同時に、クインドルガの王室は、人々が古来より希求する、そうした母なる(父なる)イメージを、生涯において名優のごとく演じ続けなければならないのだ。
決して安穏として出来る仕事ではない。
「その通りだと思います……。そうなると余計に、霊のアニマの役割を果たして、このクインドルガを導く女性が、フロリーストームという障害、じゃない、霊素異常か。それを持っているということは、いずれ大変な混乱の種になるでしょう……そして、今となっては人類と共存共栄する道を選んだ我々魔族にとっても、それは、言ってはなんだが面白くはない話です」
「その通り」
皺深い顔にちょっとした悩みを浮かべて老マティアスは頷いた。
「霊素研究がもう少し進めば……」
ピートは舌打ちしたい気持ちを抑えながら、サーモンステーキを切り分ける作業に入った。
鉄板は熱々に温められていたため、ステーキはまだ温かかった。絶妙の塩加減で焼かれたサーモンは口の中で旨い肉汁をジュワっと迸らせる。マスタードをつけて食べると味に深みが出て、舌の上から幸福感が広がる。そのせいか、難しい話をしていても、ちっとも気分は落ちこまなかった。
知らないうちに運ばれてきた温かいスープの方は、恐らく厨房の残り野菜だろう、様々な代表的な野菜が実に小さく刻み込まれ、それを出汁のきいたスープで煮込んで、卵を落とし込んでいた。
こちらは実に懐かしい優しい味わいで、ふっと、老マティアスでさえ瞼の母を思い出したぐらいだった。

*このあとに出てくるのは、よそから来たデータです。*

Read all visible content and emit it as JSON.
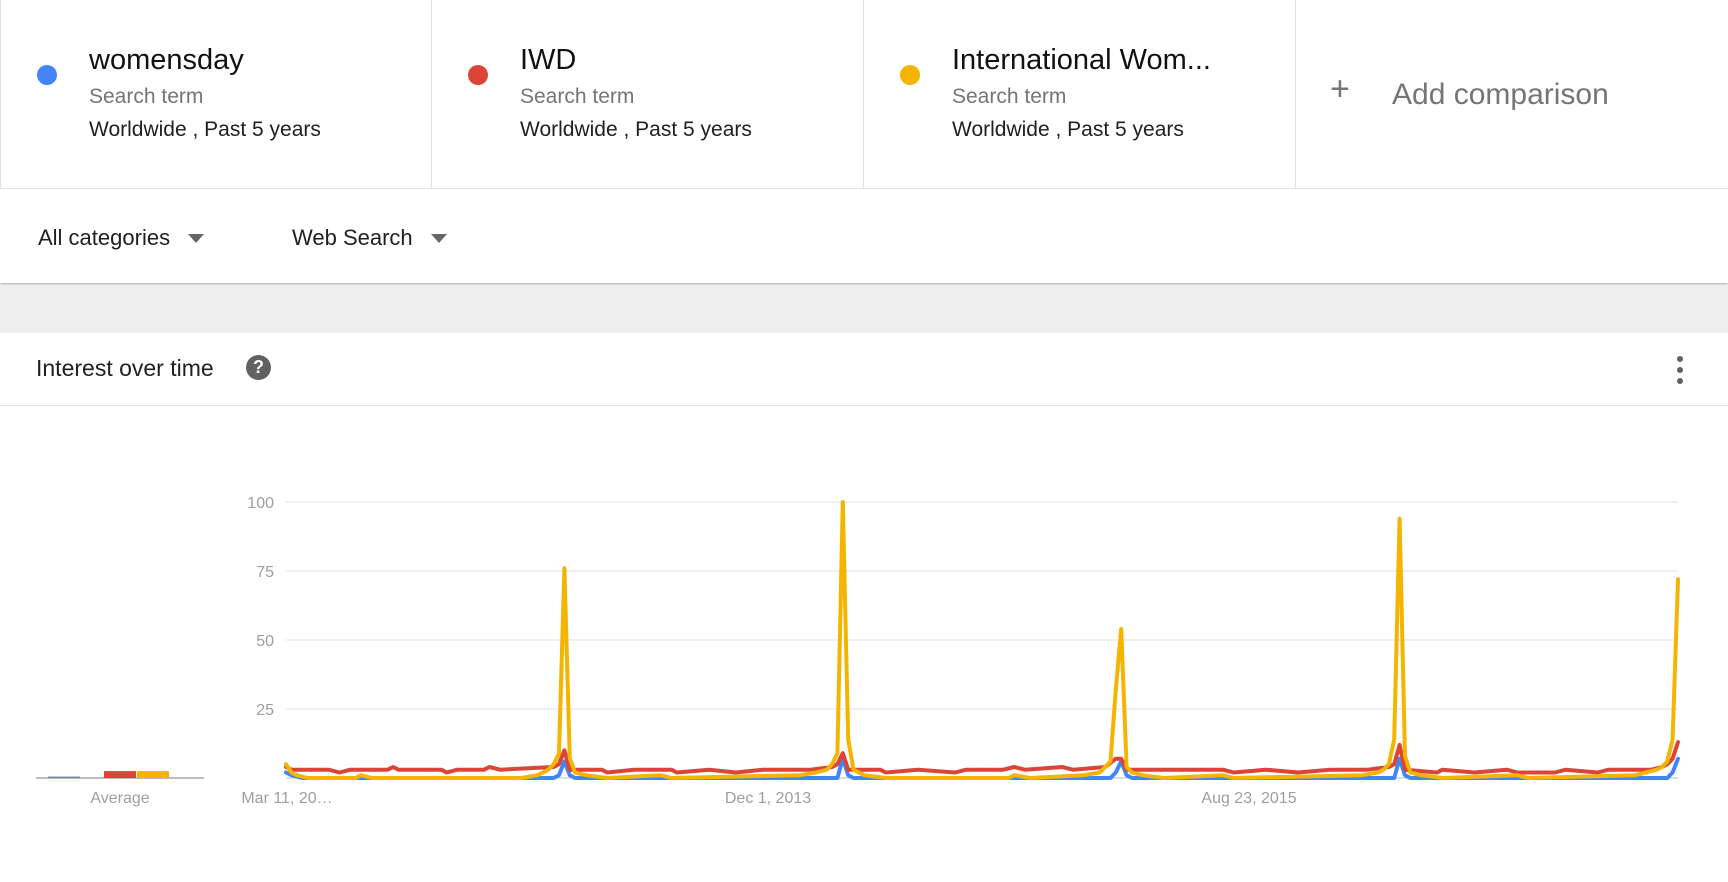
{
  "terms": [
    {
      "name": "womensday",
      "type": "Search term",
      "scope": "Worldwide , Past 5 years",
      "color": "#4285f4"
    },
    {
      "name": "IWD",
      "type": "Search term",
      "scope": "Worldwide , Past 5 years",
      "color": "#db4437"
    },
    {
      "name": "International Wom...",
      "type": "Search term",
      "scope": "Worldwide , Past 5 years",
      "color": "#f4b400"
    }
  ],
  "add_comparison": {
    "icon": "plus-icon",
    "label": "Add comparison"
  },
  "filters": {
    "category": "All categories",
    "search_type": "Web Search"
  },
  "card": {
    "title": "Interest over time",
    "help_icon": "question-icon",
    "menu_icon": "more-vert-icon"
  },
  "chart_data": {
    "type": "line",
    "title": "Interest over time",
    "ylim": [
      0,
      100
    ],
    "yticks": [
      25,
      50,
      75,
      100
    ],
    "x_tick_labels": [
      "Mar 11, 20…",
      "Dec 1, 2013",
      "Aug 23, 2015"
    ],
    "x_start": "2012-03-11",
    "x_end": "2017-03-05",
    "average_label": "Average",
    "average": [
      {
        "name": "womensday",
        "value": 0.5
      },
      {
        "name": "IWD",
        "value": 2.5
      },
      {
        "name": "International Wom...",
        "value": 2.5
      }
    ],
    "series": [
      {
        "name": "womensday",
        "color": "#4285f4",
        "points": [
          [
            "2012-03-11",
            2
          ],
          [
            "2012-03-18",
            1
          ],
          [
            "2012-04-01",
            0
          ],
          [
            "2013-02-24",
            0
          ],
          [
            "2013-03-03",
            1
          ],
          [
            "2013-03-10",
            6
          ],
          [
            "2013-03-17",
            1
          ],
          [
            "2013-03-24",
            0
          ],
          [
            "2014-03-02",
            0
          ],
          [
            "2014-03-09",
            7
          ],
          [
            "2014-03-16",
            1
          ],
          [
            "2014-03-23",
            0
          ],
          [
            "2015-02-22",
            0
          ],
          [
            "2015-03-01",
            2
          ],
          [
            "2015-03-08",
            6
          ],
          [
            "2015-03-15",
            1
          ],
          [
            "2015-03-22",
            0
          ],
          [
            "2016-02-28",
            0
          ],
          [
            "2016-03-06",
            7
          ],
          [
            "2016-03-13",
            1
          ],
          [
            "2016-03-20",
            0
          ],
          [
            "2017-02-19",
            0
          ],
          [
            "2017-02-26",
            2
          ],
          [
            "2017-03-05",
            7
          ]
        ]
      },
      {
        "name": "IWD",
        "color": "#db4437",
        "points": [
          [
            "2012-03-11",
            4
          ],
          [
            "2012-03-18",
            3
          ],
          [
            "2012-05-06",
            3
          ],
          [
            "2012-05-20",
            2
          ],
          [
            "2012-06-03",
            3
          ],
          [
            "2012-07-22",
            3
          ],
          [
            "2012-07-29",
            4
          ],
          [
            "2012-08-05",
            3
          ],
          [
            "2012-09-30",
            3
          ],
          [
            "2012-10-07",
            2
          ],
          [
            "2012-10-21",
            3
          ],
          [
            "2012-11-25",
            3
          ],
          [
            "2012-12-02",
            4
          ],
          [
            "2012-12-16",
            3
          ],
          [
            "2013-02-24",
            4
          ],
          [
            "2013-03-03",
            5
          ],
          [
            "2013-03-10",
            10
          ],
          [
            "2013-03-17",
            3
          ],
          [
            "2013-04-28",
            3
          ],
          [
            "2013-05-05",
            2
          ],
          [
            "2013-06-09",
            3
          ],
          [
            "2013-07-28",
            3
          ],
          [
            "2013-08-04",
            2
          ],
          [
            "2013-09-15",
            3
          ],
          [
            "2013-10-20",
            2
          ],
          [
            "2013-11-24",
            3
          ],
          [
            "2014-01-26",
            3
          ],
          [
            "2014-02-23",
            4
          ],
          [
            "2014-03-02",
            5
          ],
          [
            "2014-03-09",
            9
          ],
          [
            "2014-03-16",
            3
          ],
          [
            "2014-04-27",
            3
          ],
          [
            "2014-05-04",
            2
          ],
          [
            "2014-06-15",
            3
          ],
          [
            "2014-08-03",
            2
          ],
          [
            "2014-08-17",
            3
          ],
          [
            "2014-10-05",
            3
          ],
          [
            "2014-10-19",
            4
          ],
          [
            "2014-11-02",
            3
          ],
          [
            "2014-12-21",
            4
          ],
          [
            "2015-01-04",
            3
          ],
          [
            "2015-02-15",
            4
          ],
          [
            "2015-03-01",
            7
          ],
          [
            "2015-03-08",
            7
          ],
          [
            "2015-03-15",
            3
          ],
          [
            "2015-04-26",
            3
          ],
          [
            "2015-06-07",
            3
          ],
          [
            "2015-07-19",
            3
          ],
          [
            "2015-08-02",
            2
          ],
          [
            "2015-09-13",
            3
          ],
          [
            "2015-10-25",
            2
          ],
          [
            "2015-12-06",
            3
          ],
          [
            "2016-01-24",
            3
          ],
          [
            "2016-02-21",
            4
          ],
          [
            "2016-02-28",
            5
          ],
          [
            "2016-03-06",
            12
          ],
          [
            "2016-03-13",
            3
          ],
          [
            "2016-04-24",
            2
          ],
          [
            "2016-05-01",
            3
          ],
          [
            "2016-06-12",
            2
          ],
          [
            "2016-07-24",
            3
          ],
          [
            "2016-08-07",
            2
          ],
          [
            "2016-09-25",
            2
          ],
          [
            "2016-10-09",
            3
          ],
          [
            "2016-11-20",
            2
          ],
          [
            "2016-12-04",
            3
          ],
          [
            "2017-01-29",
            3
          ],
          [
            "2017-02-12",
            4
          ],
          [
            "2017-02-19",
            5
          ],
          [
            "2017-02-26",
            7
          ],
          [
            "2017-03-05",
            13
          ]
        ]
      },
      {
        "name": "International Wom...",
        "color": "#f4b400",
        "points": [
          [
            "2012-03-11",
            5
          ],
          [
            "2012-03-18",
            2
          ],
          [
            "2012-03-25",
            1
          ],
          [
            "2012-04-08",
            0
          ],
          [
            "2012-06-10",
            0
          ],
          [
            "2012-06-17",
            1
          ],
          [
            "2012-07-01",
            0
          ],
          [
            "2013-01-13",
            0
          ],
          [
            "2013-02-03",
            1
          ],
          [
            "2013-02-17",
            3
          ],
          [
            "2013-02-24",
            5
          ],
          [
            "2013-03-03",
            9
          ],
          [
            "2013-03-10",
            76
          ],
          [
            "2013-03-17",
            7
          ],
          [
            "2013-03-24",
            2
          ],
          [
            "2013-04-07",
            1
          ],
          [
            "2013-05-05",
            0
          ],
          [
            "2013-07-14",
            1
          ],
          [
            "2013-07-28",
            0
          ],
          [
            "2014-01-12",
            1
          ],
          [
            "2014-02-02",
            2
          ],
          [
            "2014-02-16",
            3
          ],
          [
            "2014-02-23",
            5
          ],
          [
            "2014-03-02",
            9
          ],
          [
            "2014-03-09",
            100
          ],
          [
            "2014-03-16",
            14
          ],
          [
            "2014-03-23",
            3
          ],
          [
            "2014-04-06",
            1
          ],
          [
            "2014-05-04",
            0
          ],
          [
            "2014-10-12",
            0
          ],
          [
            "2014-10-19",
            1
          ],
          [
            "2014-11-09",
            0
          ],
          [
            "2015-01-18",
            1
          ],
          [
            "2015-02-08",
            2
          ],
          [
            "2015-02-15",
            4
          ],
          [
            "2015-02-22",
            6
          ],
          [
            "2015-03-01",
            32
          ],
          [
            "2015-03-08",
            54
          ],
          [
            "2015-03-15",
            4
          ],
          [
            "2015-03-22",
            2
          ],
          [
            "2015-04-05",
            1
          ],
          [
            "2015-05-03",
            0
          ],
          [
            "2015-07-19",
            1
          ],
          [
            "2015-08-02",
            0
          ],
          [
            "2016-01-17",
            1
          ],
          [
            "2016-02-07",
            2
          ],
          [
            "2016-02-14",
            3
          ],
          [
            "2016-02-21",
            5
          ],
          [
            "2016-02-28",
            14
          ],
          [
            "2016-03-06",
            94
          ],
          [
            "2016-03-13",
            8
          ],
          [
            "2016-03-20",
            2
          ],
          [
            "2016-04-03",
            1
          ],
          [
            "2016-05-01",
            0
          ],
          [
            "2016-08-07",
            1
          ],
          [
            "2016-08-21",
            0
          ],
          [
            "2017-01-08",
            1
          ],
          [
            "2017-01-22",
            2
          ],
          [
            "2017-02-05",
            3
          ],
          [
            "2017-02-12",
            4
          ],
          [
            "2017-02-19",
            6
          ],
          [
            "2017-02-26",
            14
          ],
          [
            "2017-03-05",
            72
          ]
        ]
      }
    ]
  }
}
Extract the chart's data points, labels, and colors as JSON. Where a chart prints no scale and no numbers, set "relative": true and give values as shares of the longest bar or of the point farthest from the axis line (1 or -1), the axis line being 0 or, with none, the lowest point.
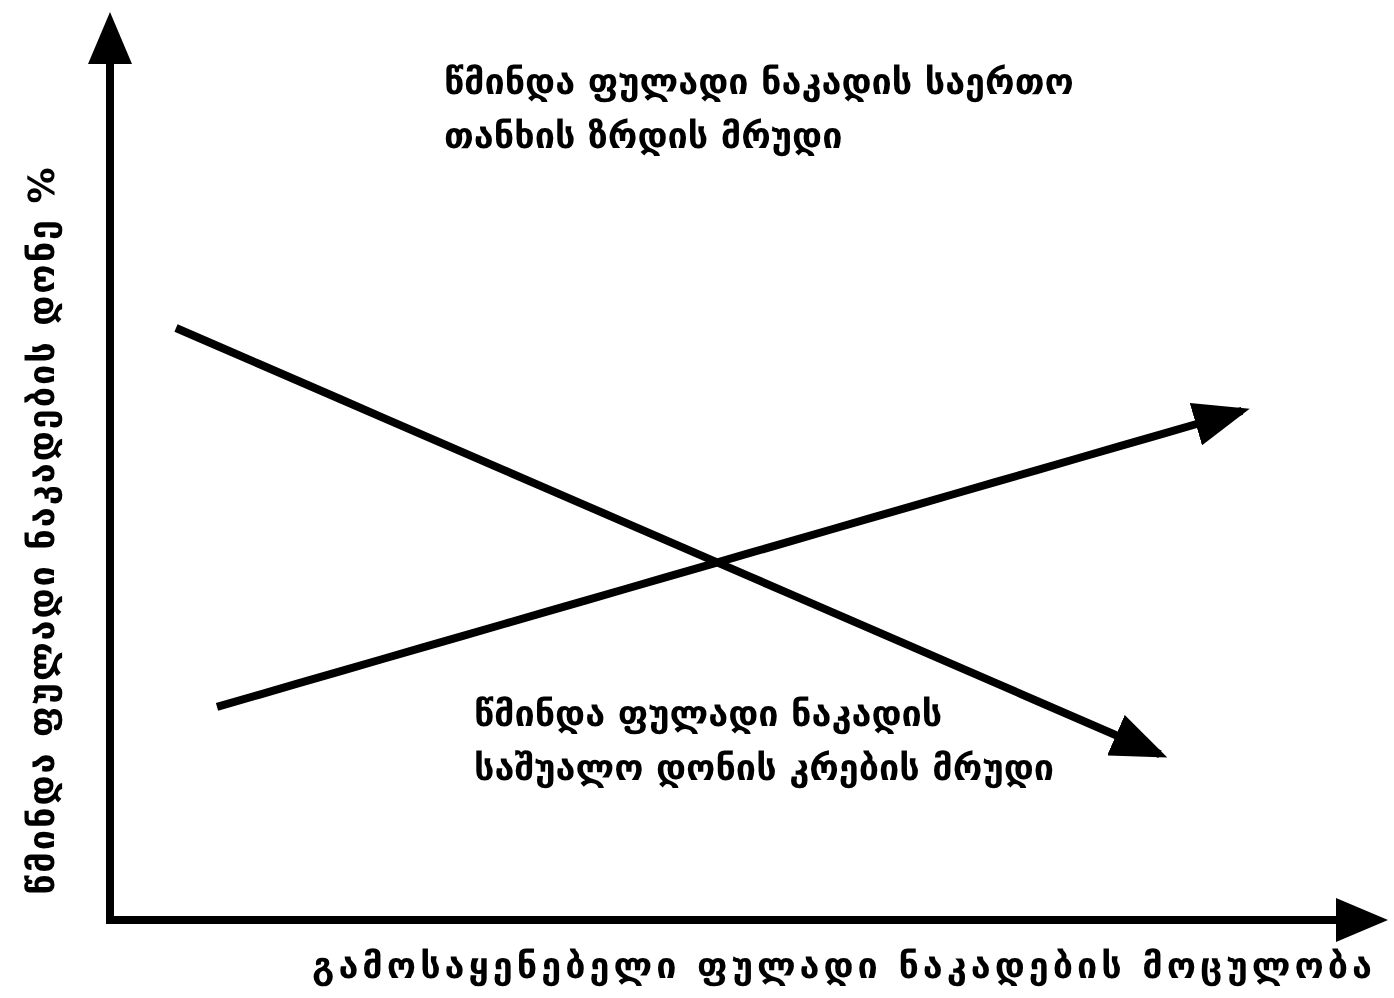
{
  "chart_data": {
    "type": "line",
    "relative": true,
    "xlabel": "გამოსაყენებელი ფულადი ნაკადების მოცულობა",
    "ylabel": "წმინდა ფულადი ნაკადების დონე %",
    "annotations": [
      "წმინდა ფულადი ნაკადის საერთო თანხის ზრდის მრუდი"
    ],
    "categories": [
      null,
      null,
      null,
      null,
      null,
      null,
      null,
      null,
      null,
      null,
      null,
      null,
      null,
      null,
      null,
      null,
      null,
      null,
      null,
      null,
      null,
      null,
      null,
      null,
      null,
      null,
      null
    ],
    "series": [
      {
        "color": "#000000",
        "values": [
          null,
          0.36,
          0.38,
          0.4,
          0.42,
          0.44,
          0.46,
          0.48,
          0.5,
          0.52,
          0.54,
          0.56,
          0.58,
          0.6,
          0.62,
          0.64,
          0.66,
          0.68,
          0.7,
          0.72,
          0.74,
          0.76,
          0.78,
          0.8,
          0.82,
          0.84,
          0.86
        ]
      },
      {
        "name": "წმინდა ფულადი ნაკადის საშუალო დონის კრების მრუდი",
        "color": "#000000",
        "values": [
          1,
          0.97,
          0.94,
          0.91,
          0.88,
          0.85,
          0.82,
          0.79,
          0.76,
          0.73,
          0.7,
          0.67,
          0.64,
          0.61,
          0.58,
          0.55,
          0.52,
          0.49,
          0.46,
          0.43,
          0.4,
          0.37,
          0.34,
          0.31,
          0.28,
          null,
          null
        ]
      }
    ]
  }
}
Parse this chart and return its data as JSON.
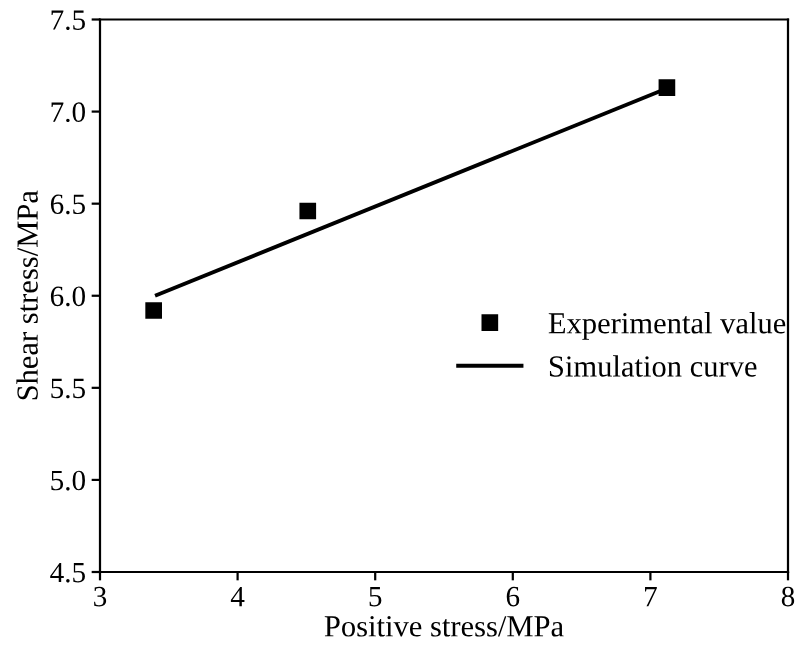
{
  "chart_data": {
    "type": "line",
    "xlabel": "Positive stress/MPa",
    "ylabel": "Shear stress/MPa",
    "xlim": [
      3,
      8
    ],
    "xticks": [
      3,
      4,
      5,
      6,
      7,
      8
    ],
    "ylim": [
      4.5,
      7.5
    ],
    "yticks": [
      {
        "value": 4.5,
        "label": "4.5"
      },
      {
        "value": 5,
        "label": "5.0"
      },
      {
        "value": 5.5,
        "label": "5.5"
      },
      {
        "value": 6,
        "label": "6.0"
      },
      {
        "value": 6.5,
        "label": "6.5"
      },
      {
        "value": 7,
        "label": "7.0"
      },
      {
        "value": 7.5,
        "label": "7.5"
      }
    ],
    "series": [
      {
        "name": "Experimental value",
        "type": "scatter",
        "color": "#000000",
        "marker": "square",
        "x": [
          3.39,
          4.51,
          7.12
        ],
        "values": [
          5.92,
          6.46,
          7.13
        ]
      },
      {
        "name": "Simulation curve",
        "color": "#000000",
        "line_style": "solid",
        "x": [
          3.4,
          7.1
        ],
        "values": [
          6.0,
          7.12
        ]
      }
    ],
    "legend": "right",
    "grid": false
  }
}
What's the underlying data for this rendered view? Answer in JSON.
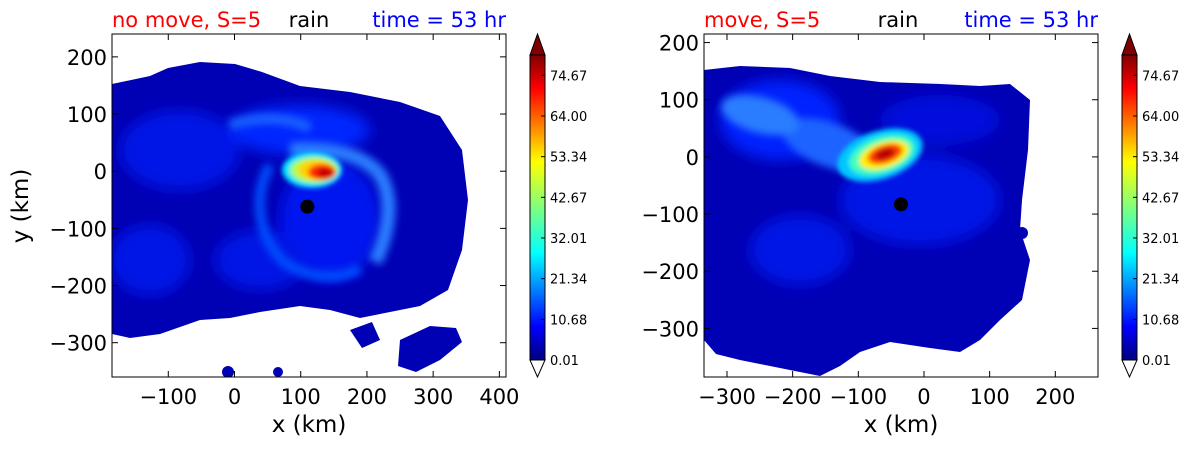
{
  "figure": {
    "colorbar_max_arrow": "extend-max",
    "colorbar_min_arrow": "extend-min"
  },
  "chart_data": [
    {
      "type": "contour",
      "variable": "rain",
      "title_left": "no move, S=5",
      "title_center": "rain",
      "title_right": "time = 53 hr",
      "title_colors": {
        "left": "#ff0000",
        "center": "#000000",
        "right": "#0000ff"
      },
      "xlabel": "x (km)",
      "ylabel": "y (km)",
      "xlim": [
        -185,
        410
      ],
      "ylim": [
        -360,
        240
      ],
      "xticks": [
        -100,
        0,
        100,
        200,
        300,
        400
      ],
      "xtick_labels": [
        "−100",
        "0",
        "100",
        "200",
        "300",
        "400"
      ],
      "yticks": [
        200,
        100,
        0,
        -100,
        -200,
        -300
      ],
      "ytick_labels": [
        "200",
        "100",
        "0",
        "−100",
        "−200",
        "−300"
      ],
      "center_marker": {
        "x": 110,
        "y": -62
      },
      "rain_max_location": {
        "x": 135,
        "y": -5
      },
      "colormap": "jet",
      "colorbar_ticks": [
        "74.67",
        "64.00",
        "53.34",
        "42.67",
        "32.01",
        "21.34",
        "10.68",
        "0.01"
      ],
      "colorbar_range": [
        0.01,
        80
      ]
    },
    {
      "type": "contour",
      "variable": "rain",
      "title_left": "move, S=5",
      "title_center": "rain",
      "title_right": "time = 53 hr",
      "title_colors": {
        "left": "#ff0000",
        "center": "#000000",
        "right": "#0000ff"
      },
      "xlabel": "x (km)",
      "ylabel": "",
      "xlim": [
        -335,
        265
      ],
      "ylim": [
        -385,
        215
      ],
      "xticks": [
        -300,
        -200,
        -100,
        0,
        100,
        200
      ],
      "xtick_labels": [
        "−300",
        "−200",
        "−100",
        "0",
        "100",
        "200"
      ],
      "yticks": [
        200,
        100,
        0,
        -100,
        -200,
        -300
      ],
      "ytick_labels": [
        "200",
        "100",
        "0",
        "−100",
        "−200",
        "−300"
      ],
      "center_marker": {
        "x": -35,
        "y": -83
      },
      "rain_max_location": {
        "x": -50,
        "y": 5
      },
      "colormap": "jet",
      "colorbar_ticks": [
        "74.67",
        "64.00",
        "53.34",
        "42.67",
        "32.01",
        "21.34",
        "10.68",
        "0.01"
      ],
      "colorbar_range": [
        0.01,
        80
      ]
    }
  ]
}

「霊素研究という課題については、私もいくらか知っているが、王室の機密情報に触れるような事はしたくないんだな」
老マティアスの方も、なかなか複雑な立場である。
二人は食事に舌鼓を打ちながら、角度を様々に変えながらこの問題をつつき回した。
そのうち、ピートが口を割った。
「そういえば、例のトラブルメーカーの、グランドン姉妹が、フローレンス姫について、色々やらかし始めているんですよ」
「ほう。あのじゃじゃ馬二人が。どれ、話してごらんなさい」
老マティアスは即座に興味を持った。ピートに若い頃から色々話を聞かされていたため、他人のような気がしなかったのである。
※本文中の資料として、古事記の天孫降臨と、ゲルマン民族の”天の花嫁”の行事を借りました。